MANALI: The construction of one of India’s most challenging and a marvel of engineering motorways — the Rohtang Pass highway tunnel in the Himalayas — is going to finish new strategic heights with an increased length, project engineers said on Sunday.
The 8.8 km-long horseshoe-shaped single-tube two-lane tunnel — the world’s longest motorable tunnel at over 3,000 metre above the sea level, coming up under the 3,978 metre Rohtang Pass in the Pir Panjal range will attain new strategic heights with the increased length, they added.
The Border Roads Organisation (BRO) has been working on the Rs 4,000-crore tunnel project — a dream of former Prime Minister Atal Bihari Vajpayee and named after him posthumously — in collaboration with Afcons, a joint venture with Strabag AG. The tunnel will be inaugurated by Prime Minister Narendra Modi, likely by the end of September.
“Our target date to finish the tunnel is August 31. We are certain to meet the deadline. All its major works will be completed by this date,” BRO Director General Lt. Gen. Harpal Singh told DD News. He reviewed the ongoing construction work on Saturday. This was his second visit to the tunnel this month.
Describing its construction amid very challenging geology and logistics, Singh said the tunnel is situated at an altitude of over 3,000 m with an overburden of approximately two km high mountain. “From this, you can imagine how much pressure is on the tunnel. You can see how complex its support system set up by the engineers is,” he said.
The major geological challenge encountered by the engineers during excavation was the emergence of the Seri ‘nullah’ or rivulet fault zone, which was nearly 600 m long and located 1.7 km from the tunnel face.
The Seri ‘nullah’ flowing on top of the tunnel had almost threatened to derail the project, the BRO chief said. “After the construction of the pilot tunnel, a portion of this (the main) tunnel even caved in,” he said. Describing the project as a major achievement of the BRO, Singh said this is going to be the world’s longest highway tunnel at such an altitude.

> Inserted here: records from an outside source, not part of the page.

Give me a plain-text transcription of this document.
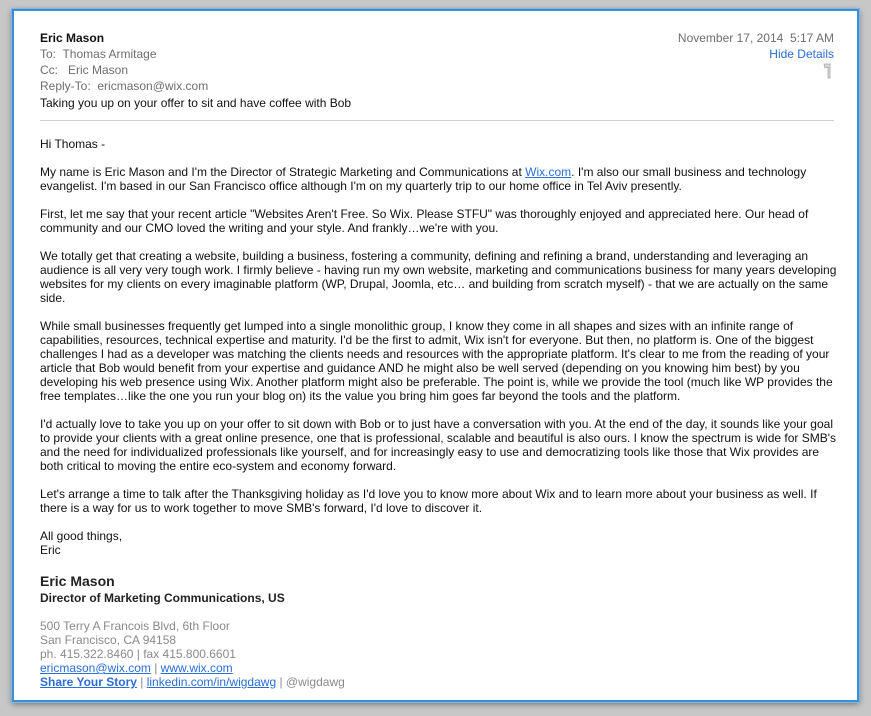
Eric Mason
To: Thomas Armitage
Cc: Eric Mason
Reply-To: ericmason@wix.com
Taking you up on your offer to sit and have coffee with Bob
November 17, 2014  5:17 AM
Hide Details

Hi Thomas -

My name is Eric Mason and I'm the Director of Strategic Marketing and Communications at Wix.com. I'm also our small business and technology evangelist. I'm based in our San Francisco office although I'm on my quarterly trip to our home office in Tel Aviv presently.

First, let me say that your recent article "Websites Aren't Free. So Wix. Please STFU" was thoroughly enjoyed and appreciated here. Our head of community and our CMO loved the writing and your style. And frankly…we're with you.

We totally get that creating a website, building a business, fostering a community, defining and refining a brand, understanding and leveraging an audience is all very very tough work. I firmly believe - having run my own website, marketing and communications business for many years developing websites for my clients on every imaginable platform (WP, Drupal, Joomla, etc… and building from scratch myself) - that we are actually on the same side.

While small businesses frequently get lumped into a single monolithic group, I know they come in all shapes and sizes with an infinite range of capabilities, resources, technical expertise and maturity. I'd be the first to admit, Wix isn't for everyone. But then, no platform is. One of the biggest challenges I had as a developer was matching the clients needs and resources with the appropriate platform. It's clear to me from the reading of your article that Bob would benefit from your expertise and guidance AND he might also be well served (depending on you knowing him best) by you developing his web presence using Wix. Another platform might also be preferable. The point is, while we provide the tool (much like WP provides the free templates…like the one you run your blog on) its the value you bring him goes far beyond the tools and the platform.

I'd actually love to take you up on your offer to sit down with Bob or to just have a conversation with you. At the end of the day, it sounds like your goal to provide your clients with a great online presence, one that is professional, scalable and beautiful is also ours. I know the spectrum is wide for SMB's and the need for individualized professionals like yourself, and for increasingly easy to use and democratizing tools like those that Wix provides are both critical to moving the entire eco-system and economy forward.

Let's arrange a time to talk after the Thanksgiving holiday as I'd love you to know more about Wix and to learn more about your business as well. If there is a way for us to work together to move SMB's forward, I'd love to discover it.

All good things,

Eric

Eric Mason
Director of Marketing Communications, US
500 Terry A Francois Blvd, 6th Floor
San Francisco, CA 94158
ph. 415.322.8460 | fax 415.800.6601
ericmason@wix.com | www.wix.com
Share Your Story | linkedin.com/in/wigdawg | @wigdawg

Singh inspected the progress related to civil, electrical and mechanical work. He also spent considerable time on the Chandra Bridge at the north portal of the tunnel on which work has progressed at a fast pace.
The tunnel has a maximum overburden of 1,900 metres. Officials involved in the construction told IANS that even after meeting the deadline to complete all major works by August 31, the tunnel with a carriageway width of 10.50 metres, comprising one-metre footpath on both sides, needs a minimum of three more months to make it motorable.
“Still crucial work on two ventilation and control buildings at both portals and several caverns or niches is to be done,” an official, who didn’t want to be quoted, told IANS. Also, the installation of CCTVs at every 250 metres inside the tunnel and construction of one crucial anti-avalanche mechanical structure at the north portal of the tunnel to ensure safety of motorists is yet to be completed.
The entire work will take two-three months more, he added. Chandigarh-based Snow and Avalanche Study Establishment (SASE) has designed mechanical structures to ensure the safety of motorists by countering avalanches on both ends of the tunnel that remain under snow even during peak summer.
Engineers of SASE, a Defence Research and Development Organisation (DRDO) laboratory, said self-escape snow galleries have been erected for the safety of motorists after studying the local dynamics of avalanches like force and velocity. The tunnel has provision of a landline telephone facility at every 150 metres, a fire hydrant every 60 metres along its length and broadcasting system to handle an exigency.
There is also a turning cavern at every 2.2 km and air quality monitoring system after every km. The tunnel will shorten the distance between this Himachal Pradesh tourist resort and Keylong, the headquarters of Lahaul-Spiti, by 46 km, shortening the travel time by nearly three hours.
With the maximum speed limit of 80 km per hour, the tunnel is expected to see traffic of 3,000 cars and 1,500 trucks a day. The most ambitious and expensive undertaking of its kind, the excavation of the tunnel was completed in October 2017.
The tunnel’s foundation stone was laid by United Progressive Alliance (UPA) Chairperson Sonia Gandhi on June 28, 2010, in the Solang Valley near Manali, some 300 km from Chandigarh.
The completion of the Rohtang tunnel is a key element in the Defence Ministry’s attempts to make the entire 475 km-long Manali-Keylong-Leh highway, used by the armed forces to reach forward areas in Ladakh bordering China and Pakistan, motorable almost round the year, officials said. Currently, the movement of armed forces to the forward areas in Ladakh from the Manali side is feasible only from June to mid-November.